I never thought I would leave Colorado. I could have easily just implanted and died there. But I blinked and it was gone – just like that. I’m not one to look back. I’ve learned the hard way that going in reverse is not only dangerous, it’s foreign to the human spirit – at least the healthy human spirit.
So, the truck was packed. The keys handed over to an elderly lady who I wasn’t quite sure would take care of my mother’s pink lilies. I was also just a tiny bit worried that she would unearth the dog’s body buried in the backyard. I pushed all thoughts of what-if out of my mind and pulled out of Kensing Circle in Colorado Springs, Colorado. I did not look back to say “good-bye” to a house I fell in love with the first time I saw it.
I cautioned myself not to fall in love with a house but it happened anyway.

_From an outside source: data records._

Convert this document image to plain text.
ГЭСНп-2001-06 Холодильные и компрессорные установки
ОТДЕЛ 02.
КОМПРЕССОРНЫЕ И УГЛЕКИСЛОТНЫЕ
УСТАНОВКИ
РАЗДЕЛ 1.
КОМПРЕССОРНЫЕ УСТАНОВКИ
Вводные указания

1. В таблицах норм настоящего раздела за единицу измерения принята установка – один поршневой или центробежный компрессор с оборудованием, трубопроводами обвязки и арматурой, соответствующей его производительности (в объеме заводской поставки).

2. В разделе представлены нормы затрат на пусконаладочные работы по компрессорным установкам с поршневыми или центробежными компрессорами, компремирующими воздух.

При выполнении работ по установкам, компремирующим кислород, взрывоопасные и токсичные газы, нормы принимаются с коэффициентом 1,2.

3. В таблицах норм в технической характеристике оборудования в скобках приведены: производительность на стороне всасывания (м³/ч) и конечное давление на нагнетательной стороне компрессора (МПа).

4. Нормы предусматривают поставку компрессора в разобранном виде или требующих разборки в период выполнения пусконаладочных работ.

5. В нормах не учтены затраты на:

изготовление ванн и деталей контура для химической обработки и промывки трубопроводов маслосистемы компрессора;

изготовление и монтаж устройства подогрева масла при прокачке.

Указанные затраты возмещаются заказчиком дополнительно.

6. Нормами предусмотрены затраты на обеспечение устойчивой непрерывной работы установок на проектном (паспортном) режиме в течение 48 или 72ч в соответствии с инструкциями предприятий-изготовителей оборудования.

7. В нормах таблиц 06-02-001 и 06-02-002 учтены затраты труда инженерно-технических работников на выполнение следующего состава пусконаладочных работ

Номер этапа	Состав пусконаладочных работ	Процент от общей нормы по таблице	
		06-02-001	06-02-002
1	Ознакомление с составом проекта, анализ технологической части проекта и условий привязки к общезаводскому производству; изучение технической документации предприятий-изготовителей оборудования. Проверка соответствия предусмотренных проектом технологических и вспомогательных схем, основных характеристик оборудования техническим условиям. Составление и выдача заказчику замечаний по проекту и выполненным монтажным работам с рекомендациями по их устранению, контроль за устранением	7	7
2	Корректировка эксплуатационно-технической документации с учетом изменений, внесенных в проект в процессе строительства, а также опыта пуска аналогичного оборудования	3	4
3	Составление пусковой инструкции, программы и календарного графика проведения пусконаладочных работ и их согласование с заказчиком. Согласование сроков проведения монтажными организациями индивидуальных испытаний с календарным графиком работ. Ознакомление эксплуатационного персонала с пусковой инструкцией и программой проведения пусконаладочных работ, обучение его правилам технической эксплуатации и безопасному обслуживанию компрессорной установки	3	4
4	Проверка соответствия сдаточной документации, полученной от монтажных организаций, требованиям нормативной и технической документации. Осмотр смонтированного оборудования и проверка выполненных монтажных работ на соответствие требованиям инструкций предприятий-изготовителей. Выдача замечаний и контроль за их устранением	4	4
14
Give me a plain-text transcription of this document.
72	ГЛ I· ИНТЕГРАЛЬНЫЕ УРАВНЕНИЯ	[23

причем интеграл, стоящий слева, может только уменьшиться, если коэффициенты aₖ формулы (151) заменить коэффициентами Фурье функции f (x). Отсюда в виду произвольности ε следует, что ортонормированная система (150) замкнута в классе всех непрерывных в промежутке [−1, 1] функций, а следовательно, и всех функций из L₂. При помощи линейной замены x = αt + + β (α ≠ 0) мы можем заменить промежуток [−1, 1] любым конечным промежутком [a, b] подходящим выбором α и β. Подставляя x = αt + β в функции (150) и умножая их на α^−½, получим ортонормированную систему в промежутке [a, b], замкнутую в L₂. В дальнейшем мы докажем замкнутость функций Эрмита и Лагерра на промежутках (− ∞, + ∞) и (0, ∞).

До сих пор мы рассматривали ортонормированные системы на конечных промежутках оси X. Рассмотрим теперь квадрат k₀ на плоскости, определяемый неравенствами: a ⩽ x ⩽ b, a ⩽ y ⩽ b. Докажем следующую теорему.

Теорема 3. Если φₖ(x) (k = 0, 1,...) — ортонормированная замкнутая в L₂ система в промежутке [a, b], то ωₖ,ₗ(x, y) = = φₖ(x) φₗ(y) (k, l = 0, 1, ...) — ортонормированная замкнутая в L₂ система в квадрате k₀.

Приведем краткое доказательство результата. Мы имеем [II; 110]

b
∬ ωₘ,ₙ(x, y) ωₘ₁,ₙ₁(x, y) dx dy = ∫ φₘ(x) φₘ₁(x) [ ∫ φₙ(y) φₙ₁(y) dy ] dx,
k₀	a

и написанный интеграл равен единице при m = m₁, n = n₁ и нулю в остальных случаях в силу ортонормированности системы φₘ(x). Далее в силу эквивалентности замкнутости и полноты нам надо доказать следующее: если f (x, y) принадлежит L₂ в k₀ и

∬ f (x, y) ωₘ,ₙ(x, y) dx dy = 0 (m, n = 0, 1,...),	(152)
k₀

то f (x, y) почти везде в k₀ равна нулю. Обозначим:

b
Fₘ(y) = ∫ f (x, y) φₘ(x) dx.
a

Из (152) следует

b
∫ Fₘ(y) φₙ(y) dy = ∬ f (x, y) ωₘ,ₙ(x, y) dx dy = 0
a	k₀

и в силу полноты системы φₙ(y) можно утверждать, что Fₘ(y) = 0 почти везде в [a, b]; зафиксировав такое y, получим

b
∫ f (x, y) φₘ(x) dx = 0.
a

The biggest regret I have is that from now on, when I head home from somewhere, there will be no excitement at the first sight of mountains looming ahead. It’s usually around the time you hit Fort Morgan that you see the outline of mountains in the distance. I learned to breathe a sigh of relief every time I headed west. I was going home.
Now, home is signified when I cross the bridge and drive along the bluffs that run alongside the Mississippi River. No mountains in this state. Just long stretches of Minnesota corn and soy bean fields. I love farmland. It’s comforting. It’s where food grows. It represents long traditions of families working the soil and their hands to the bone to eek out a living.
I miss Colorado. I miss my mountains.
I don’t miss the years wandering on the fringes – spiritually dead.
Leaving led me to an awareness of just how far I’d wandered from truth and from the voice I used to hear – the Holy Spirit.
But realization doesn’t mean I don’t have days when my spirit feels as dead and dried out as those leaves leftover after fall.